La decisión del Santo Padre Benedicto XVI de firmar el decreto de virtudes heroicas de dos de sus predecesores –Pío XII y Juan Pablo II– el 19 de diciembre pasado, desató, como se sabe una oleada de comentarios (la mayoría críticos y adversos) por lo que se refiere a la causa de beatificación de Eugenio Pacelli, que con este acto papal, quedaba desbloqueada después de más de dos años de espera desde el unánime dictamen favorable de la comisión de cardenales y obispos de la Congregación para las Causas de los Santos. El semanario France Catholique publicó el 24 y el 26 de diciembre un análisis de la cuestión que nos parece lo mejor que se ha escrito en mucho tiempo en la materia.

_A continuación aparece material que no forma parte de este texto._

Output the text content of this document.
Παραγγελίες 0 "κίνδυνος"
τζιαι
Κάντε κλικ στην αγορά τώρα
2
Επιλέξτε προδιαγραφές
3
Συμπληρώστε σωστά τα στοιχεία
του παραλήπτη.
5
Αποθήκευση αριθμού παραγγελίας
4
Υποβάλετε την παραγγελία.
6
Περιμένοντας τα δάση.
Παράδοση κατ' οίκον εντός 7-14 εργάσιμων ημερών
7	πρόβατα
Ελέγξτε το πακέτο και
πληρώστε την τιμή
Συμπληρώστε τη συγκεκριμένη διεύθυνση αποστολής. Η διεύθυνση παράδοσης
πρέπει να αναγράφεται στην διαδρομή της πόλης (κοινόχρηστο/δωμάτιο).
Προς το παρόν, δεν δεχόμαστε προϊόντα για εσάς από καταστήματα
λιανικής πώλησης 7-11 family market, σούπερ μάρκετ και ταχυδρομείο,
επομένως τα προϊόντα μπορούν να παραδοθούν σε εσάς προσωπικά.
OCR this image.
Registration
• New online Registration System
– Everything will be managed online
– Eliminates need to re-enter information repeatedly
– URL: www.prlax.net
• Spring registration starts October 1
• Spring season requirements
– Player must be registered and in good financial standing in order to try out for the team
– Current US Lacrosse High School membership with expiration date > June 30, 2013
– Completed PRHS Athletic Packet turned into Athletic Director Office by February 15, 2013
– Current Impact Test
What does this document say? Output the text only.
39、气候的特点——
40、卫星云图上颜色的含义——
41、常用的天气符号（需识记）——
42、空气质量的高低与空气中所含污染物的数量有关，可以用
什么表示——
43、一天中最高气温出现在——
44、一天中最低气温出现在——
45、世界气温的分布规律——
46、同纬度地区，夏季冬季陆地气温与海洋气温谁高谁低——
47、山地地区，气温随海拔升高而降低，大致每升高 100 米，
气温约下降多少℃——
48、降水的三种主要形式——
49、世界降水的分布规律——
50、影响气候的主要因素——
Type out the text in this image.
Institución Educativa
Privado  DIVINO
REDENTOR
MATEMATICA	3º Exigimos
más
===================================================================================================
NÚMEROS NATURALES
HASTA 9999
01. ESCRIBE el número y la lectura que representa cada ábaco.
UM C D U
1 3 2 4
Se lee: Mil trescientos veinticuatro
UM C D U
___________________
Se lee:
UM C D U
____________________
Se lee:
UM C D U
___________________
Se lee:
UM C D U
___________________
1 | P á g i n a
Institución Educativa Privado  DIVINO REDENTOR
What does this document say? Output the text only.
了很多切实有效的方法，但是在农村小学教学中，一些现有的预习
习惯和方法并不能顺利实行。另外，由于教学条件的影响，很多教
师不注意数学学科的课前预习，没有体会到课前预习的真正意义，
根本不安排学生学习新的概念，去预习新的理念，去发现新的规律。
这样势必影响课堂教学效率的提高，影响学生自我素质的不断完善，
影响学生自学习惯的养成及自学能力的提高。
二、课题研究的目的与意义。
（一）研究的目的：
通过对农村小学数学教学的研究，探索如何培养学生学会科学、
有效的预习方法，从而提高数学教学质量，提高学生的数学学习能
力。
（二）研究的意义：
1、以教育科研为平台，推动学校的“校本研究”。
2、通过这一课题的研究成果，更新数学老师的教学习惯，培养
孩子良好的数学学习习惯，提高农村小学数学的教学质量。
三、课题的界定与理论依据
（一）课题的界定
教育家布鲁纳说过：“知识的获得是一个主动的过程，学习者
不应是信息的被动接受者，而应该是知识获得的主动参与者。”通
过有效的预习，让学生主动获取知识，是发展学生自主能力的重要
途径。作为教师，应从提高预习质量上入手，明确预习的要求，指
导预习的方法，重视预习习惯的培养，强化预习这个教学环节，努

Su autor es el periodista y ensayista Gérard Leclerc (Hirson, 1942), editorialista del periódico (foto), el cual gentilmente nos ha autorizado a traducir su artículo para el blog del SIPA, por lo cual le estamos muy agradecidos.


El silencio de Pío XII

Por: Gérard Leclerc


Sábado 19 de diciembre: ¡sorpresa! Benedicto XVI dio su beneplácito al mismo tiempo a los procesos de beatificación de los papas Juan Pablo II y Pío XII. La aprobación del decreto de virtudes heroicas del primero era esperada y estaba programada. La del segundo ha sido imprevista y ha suscitado la pregunta que se hacen muchos acerca de las razones que han llevado al Papa a precipitar las cosas en lo concerniente a su predecesor del tiempo de la Segunda Guerra Mundial a pesar del enorme juicio de sospechas desatado desde hace casi cincuenta años en su contra. Sobre esto tengo mi propia hipótesis, que es bastante sencilla. No hay por qué retardar la decisión sobre un proceso cuando las conclusiones de la Congregación para las Causas de los Santos son positivas y han sido unánimemente aprobadas por la correspondiente comisión de cardenales y obispos. Si no, se debe entonces dejar de lado definitivamente la causa de Eugenio Pacelli como incompatible con la corriente de la opinión pública y el veto impuesto por los medios de comunicación. Se me replicará que el verdadero problema concierne a la comunidad judía internacional y a las relaciones existentes entre la Iglesia Católica y el judaísmo.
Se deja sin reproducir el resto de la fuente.